Franchising, retail, business
03/06/2014
Tokyo is the second most attractive city for global retailers, behind Paris.
According to CBRE, Japan’s capital city has seen the number of new entrants during 2013 double (48) since 2012, reflecting renewed confidence in the economic prospects of Japan.
Half of all new entrants (24) came from the US, while a further 18 were from Europe.
Meanwhile, Hong Kong was the world’s third ‘hottest’ market with 43 new entrants, followed by Abu Dhabi with 42.
CBRE said retailers focused on more mature markets in 2013, with 18 of the top target cities considered mature markets compared with only 14 the previous year.
“The improving economic prospects in Western Europe and North America is leading global retailers to refocus their expansion plans on mature markets and the world’s major retail destinations, with Paris, Tokyo, London and Berlin the top targets,” said Jose Luis Martin, EMEA senior director of cross border retail, CBRE.

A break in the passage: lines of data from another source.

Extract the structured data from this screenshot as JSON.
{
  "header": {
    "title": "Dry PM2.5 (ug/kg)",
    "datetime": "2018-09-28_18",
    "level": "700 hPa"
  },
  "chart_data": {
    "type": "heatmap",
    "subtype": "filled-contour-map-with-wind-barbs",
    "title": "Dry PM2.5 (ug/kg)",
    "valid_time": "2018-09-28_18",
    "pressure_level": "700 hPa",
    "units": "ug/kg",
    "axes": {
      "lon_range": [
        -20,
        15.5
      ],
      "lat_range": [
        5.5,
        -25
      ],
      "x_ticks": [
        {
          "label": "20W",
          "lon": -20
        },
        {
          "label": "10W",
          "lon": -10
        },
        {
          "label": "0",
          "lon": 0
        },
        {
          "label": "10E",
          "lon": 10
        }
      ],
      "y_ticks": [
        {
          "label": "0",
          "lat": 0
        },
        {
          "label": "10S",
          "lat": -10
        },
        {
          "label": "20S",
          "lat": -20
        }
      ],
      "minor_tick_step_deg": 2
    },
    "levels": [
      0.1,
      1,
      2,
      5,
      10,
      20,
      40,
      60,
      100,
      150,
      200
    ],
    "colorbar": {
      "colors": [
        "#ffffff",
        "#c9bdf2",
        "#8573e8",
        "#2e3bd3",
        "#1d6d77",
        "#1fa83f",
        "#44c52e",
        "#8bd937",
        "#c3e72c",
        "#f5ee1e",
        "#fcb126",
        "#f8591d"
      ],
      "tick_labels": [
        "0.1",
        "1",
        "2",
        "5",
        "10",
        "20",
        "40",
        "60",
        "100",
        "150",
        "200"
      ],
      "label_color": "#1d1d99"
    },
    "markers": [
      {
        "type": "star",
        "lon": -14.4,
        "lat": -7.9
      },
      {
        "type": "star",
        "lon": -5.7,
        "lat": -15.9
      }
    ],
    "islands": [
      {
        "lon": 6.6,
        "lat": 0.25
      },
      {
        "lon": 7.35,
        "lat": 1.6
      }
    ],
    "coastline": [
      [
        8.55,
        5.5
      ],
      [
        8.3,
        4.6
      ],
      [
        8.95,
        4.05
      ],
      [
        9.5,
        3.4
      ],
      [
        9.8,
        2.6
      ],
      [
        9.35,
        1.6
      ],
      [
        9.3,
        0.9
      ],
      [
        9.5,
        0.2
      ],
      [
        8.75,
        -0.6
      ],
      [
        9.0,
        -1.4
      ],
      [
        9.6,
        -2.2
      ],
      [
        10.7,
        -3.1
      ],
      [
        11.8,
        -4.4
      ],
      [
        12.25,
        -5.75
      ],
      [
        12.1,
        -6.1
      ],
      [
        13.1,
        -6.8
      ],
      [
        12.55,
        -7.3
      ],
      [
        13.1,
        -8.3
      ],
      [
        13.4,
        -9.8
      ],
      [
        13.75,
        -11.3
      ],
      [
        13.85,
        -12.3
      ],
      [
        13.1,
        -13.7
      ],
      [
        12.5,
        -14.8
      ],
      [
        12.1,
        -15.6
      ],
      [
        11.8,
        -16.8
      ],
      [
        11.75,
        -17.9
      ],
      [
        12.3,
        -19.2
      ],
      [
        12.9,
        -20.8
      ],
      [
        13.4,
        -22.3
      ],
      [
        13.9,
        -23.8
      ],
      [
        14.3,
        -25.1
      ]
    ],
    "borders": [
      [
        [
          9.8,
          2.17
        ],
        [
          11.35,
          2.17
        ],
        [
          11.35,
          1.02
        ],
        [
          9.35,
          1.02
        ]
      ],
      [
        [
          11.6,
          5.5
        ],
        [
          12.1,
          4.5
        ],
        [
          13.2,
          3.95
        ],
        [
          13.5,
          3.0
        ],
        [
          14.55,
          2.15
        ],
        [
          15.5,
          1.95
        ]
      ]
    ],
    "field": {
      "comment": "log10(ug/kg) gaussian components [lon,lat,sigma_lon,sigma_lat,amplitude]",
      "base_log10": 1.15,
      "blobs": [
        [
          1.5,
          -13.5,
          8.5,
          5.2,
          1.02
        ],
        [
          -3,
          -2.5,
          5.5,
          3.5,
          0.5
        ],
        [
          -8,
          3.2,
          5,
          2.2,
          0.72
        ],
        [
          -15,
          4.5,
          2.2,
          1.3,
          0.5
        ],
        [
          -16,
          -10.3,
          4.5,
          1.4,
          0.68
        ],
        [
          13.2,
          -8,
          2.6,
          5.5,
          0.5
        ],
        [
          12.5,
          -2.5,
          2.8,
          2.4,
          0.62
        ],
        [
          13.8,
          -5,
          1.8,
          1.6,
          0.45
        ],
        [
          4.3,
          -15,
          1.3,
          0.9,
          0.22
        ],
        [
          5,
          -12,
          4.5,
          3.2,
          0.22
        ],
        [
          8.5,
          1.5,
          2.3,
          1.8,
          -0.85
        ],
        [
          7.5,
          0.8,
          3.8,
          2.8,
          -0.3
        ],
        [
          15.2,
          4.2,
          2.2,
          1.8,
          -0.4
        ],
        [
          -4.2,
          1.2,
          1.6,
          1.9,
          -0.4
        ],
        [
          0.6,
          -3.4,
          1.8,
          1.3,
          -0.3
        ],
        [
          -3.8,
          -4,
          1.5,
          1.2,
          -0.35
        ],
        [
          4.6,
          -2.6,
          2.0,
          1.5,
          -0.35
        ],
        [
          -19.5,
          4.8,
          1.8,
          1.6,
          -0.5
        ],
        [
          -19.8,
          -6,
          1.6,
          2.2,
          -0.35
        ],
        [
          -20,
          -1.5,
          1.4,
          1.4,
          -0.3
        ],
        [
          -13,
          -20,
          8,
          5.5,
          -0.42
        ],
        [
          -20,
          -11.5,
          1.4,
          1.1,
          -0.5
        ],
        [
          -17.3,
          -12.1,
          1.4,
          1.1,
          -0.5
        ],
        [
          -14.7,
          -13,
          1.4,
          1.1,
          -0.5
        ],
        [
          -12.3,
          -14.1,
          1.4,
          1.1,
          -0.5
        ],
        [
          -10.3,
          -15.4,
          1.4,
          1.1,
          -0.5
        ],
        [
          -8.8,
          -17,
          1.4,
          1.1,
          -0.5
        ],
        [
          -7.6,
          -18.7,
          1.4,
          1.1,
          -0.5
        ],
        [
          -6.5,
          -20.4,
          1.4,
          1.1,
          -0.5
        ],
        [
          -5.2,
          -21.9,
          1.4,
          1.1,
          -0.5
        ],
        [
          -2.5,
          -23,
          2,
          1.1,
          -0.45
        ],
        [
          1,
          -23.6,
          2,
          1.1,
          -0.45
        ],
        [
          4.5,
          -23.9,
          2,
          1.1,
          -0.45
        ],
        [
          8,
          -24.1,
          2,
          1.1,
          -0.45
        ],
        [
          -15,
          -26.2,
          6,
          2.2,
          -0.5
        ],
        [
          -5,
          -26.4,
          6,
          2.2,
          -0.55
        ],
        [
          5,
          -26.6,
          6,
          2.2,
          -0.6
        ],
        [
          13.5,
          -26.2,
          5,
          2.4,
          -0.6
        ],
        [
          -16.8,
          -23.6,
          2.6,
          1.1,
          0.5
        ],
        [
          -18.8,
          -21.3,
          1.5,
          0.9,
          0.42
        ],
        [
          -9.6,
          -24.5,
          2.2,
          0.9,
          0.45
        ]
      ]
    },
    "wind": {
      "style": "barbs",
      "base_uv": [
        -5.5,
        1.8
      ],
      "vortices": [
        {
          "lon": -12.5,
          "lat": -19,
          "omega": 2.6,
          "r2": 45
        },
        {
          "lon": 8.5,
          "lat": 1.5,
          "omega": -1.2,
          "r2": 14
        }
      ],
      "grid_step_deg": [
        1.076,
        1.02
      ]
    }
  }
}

“Retailers have also turned their attention to recovering European markets and Asian and South American cities where they are still under represented.”
He said global shopping centre development is also at an all-time high and is providing the opportunity for retailers to enter new markets, particularly in Asia, Latin America and Eastern Europe.
“Owners are putting sizable resources into revamping, extending and freshening up their existing centers and securing major international brands is a key part of this strategy,” he said.
“The growth of the online environment has also elevated the importance of the brand – not just among luxury retailers, but across the retail spectrum with consumers seeking out aspirational brands as well as high street and value offerings, and this is driving demand for new stores.”